1983 Nissan Sentra Hatchback. My first "adult" car was about as plain vanilla as they come. It was also my first automatic. Although it ran well enough, unfortunately Nissan used crappy steel, and the rear strut mounts rusted through after 3-4 years. I also made the mistake of leasing it, and learned the hard way what happens when your leased car is towed in New York City. Hint: it's a nightmare getting it back. Last time I ever leased.
1983 Honda Civic CRX. I'd had my eye on the CRX for some time, and I finally found a used one for a song. Later, when I looked under the carpet, I found out why it was so cheap: it was very close to becoming a "Flintstone" car, so I didn't keep it long. But it was one of the most fun cars to drive—I still miss this one. (Insert wistful smiley here.)
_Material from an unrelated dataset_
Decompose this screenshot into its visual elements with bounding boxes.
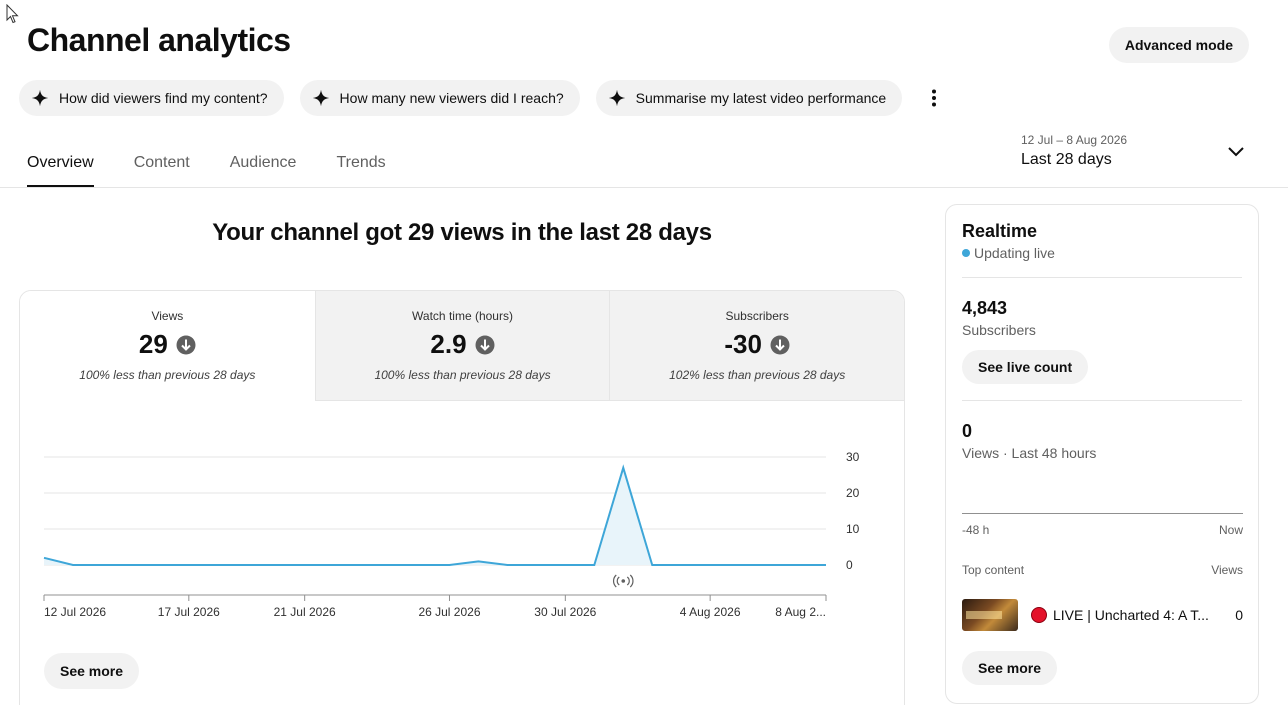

1986 Honda Civic CRX. Still craving the fun of the nimble CRX, I got another old bucket of rust and tried my best to patch it up. Sadly, I was rear-ended by a distracted driver—right after I'd lost my job, no less. And because it was so old, I got next to nothing for it from insurance.
1999 Suzuki Swift 3-Door. Having to buy a car while I was unemployed forced me to get the absolute cheapest one on the market. But as it happened, this $8K "turdlet" (as I called it) was a remarkably good little car, with unbeatable gas mileage: 50+ MPG! If it only had rack and pinion steering, it would have been nearly as nimble as a CRX. Plus, it had serious driver space—with the seat all the way back, I couldn't reach the pedals (I'm six feet!), and there was at least a half foot of headroom. I even drove around with three adult passengers, and there were no complaints at all. Amazing.
2005 Subaru Forester XT. An excellent new job allowed me to finally ditch the turdlet and get a "real" car, and this Forester delivered quality and performance in spades. It was also the fastest car I'd ever owned—way faster than the Charger. When I retired, I had enough capital to trade up to the 2015 model, which brings us 'round to the beginning of the story.